Tuesday, February 24, 2015

2015 SONY WORLD PHOTOGRAPHY AWARDS

We are delighted to share the news that gallery artist, ANTONY CROSSFIELD, has been named a Finalist for the 2015 Sony World Photography Awards, with his stunning photograph, "Bomb", 2014.

*** UPDATE *** Congratulations to Antony Crossfield on being named the Winner of the Open/Enhanced section of the Awards. 

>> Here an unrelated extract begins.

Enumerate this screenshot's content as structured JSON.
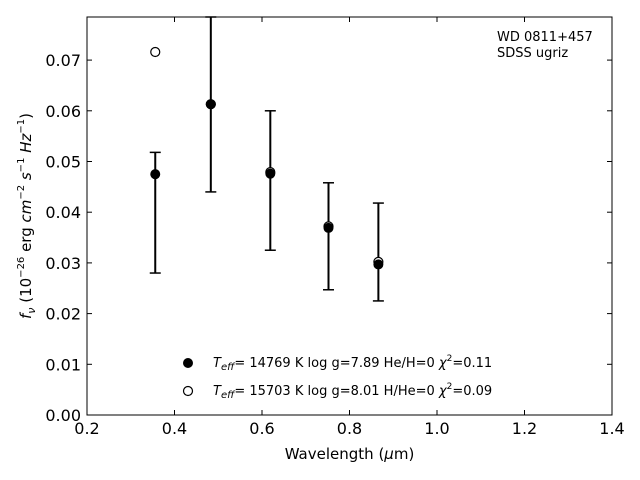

"A man performs a 'bomb' dive in the ocean. This image was intended to undermine stereotypes of masculine strength and power. The bomb dive - a metaphor of power and destruction - is revealed as ineffectual and pointless posturing, a tiny gesture in the face of wider forces. Furthermore, the image comments on the possibilities of fiction in digital photography, a seemingly believable image is also somehow completely impossible, a perfect reflection permanently fixed on the brink of disruption."—Antony Crossfield. 


"Bomb" is available for purchase as follows: 

50cm x 50cm, Edition of 10 + 1AP
80cm x 80cm, Edition of 5 + 1AP

Please contact the gallery for price and availability.

+1 212 796 2070
info@klompching.com 

Sunday, February 22, 2015

UPCOMING EXHIBITION: DOUG KEYES


We are delighted to announce an exhibition of new photographs by Doug Keyes. Portrait is Keyes’ third body of work, and his second solo show at the gallery.

The genesis for this series was the Chuck Close catalog, that Keyes photographed in 1998 for the widely applauded Collective Memory series. With this image, multiple exposures resulted in two portraits that represented Close’s body of work. Keyes now continues this focus on portraits made by other artists and documentarians.

Sourcing images from books and the internet, and often inspired by portraits experienced in person, Keyes selects images that collectively create an overall representation of each artist’s portraiture work. The resulting photographs reshape the work of such iconic names as Andy Warhol, Cindy Sherman, Martin Schoeller and Frida Kahlo. At times, his work conjures up more than the purely visual, such as with Nick Cave (2014), which pierces the viewer with a cacophony of suggested sound and movement, gloriously melded together. 

Beyond the subject of the portrait itself, Keyes is most interested in the cognitive impression left after seeing the work. Keyes’ work proposes that the brain creates collections of layered images over time, not individual snapshots of moments like a camera. When we think of a person it’s not a static, flat impression. We live in time and space, always moving, always inputting new data. And this data is never objective, it’s not a collection of precisely copied information; it’s as imperfect as our memory.

This series continues the artist's sophisticated use of multiple exposure; an artistic paradigm that he has steadfastly cultivated over the course of some twenty years. Keyes is a perceptive, quietly intelligent fine artist, whose transformative artworks exhibit a confident authorship, are conceptually rigorous and present an accomplished and well-defined aesthetic. 

Doug Keyes is an American artist currently living and working in Seattle. Collections holding his work include the Akron Art Museum, Los Angeles County Museum of Art, Microsoft, Fidelity Investments, Berkeley Art Museum and Museum of Fine Arts, Houston amongst others. He is the recipient of several awards including the Ned Behnke Artist Fellowship, Juror’s Choice Award from CENTER and more recently the PONCHO Merit Award. Keyes’ photographs have been exhibited at numerous venues across Northern America. In 2008, Collective Memory was published by Decode Books.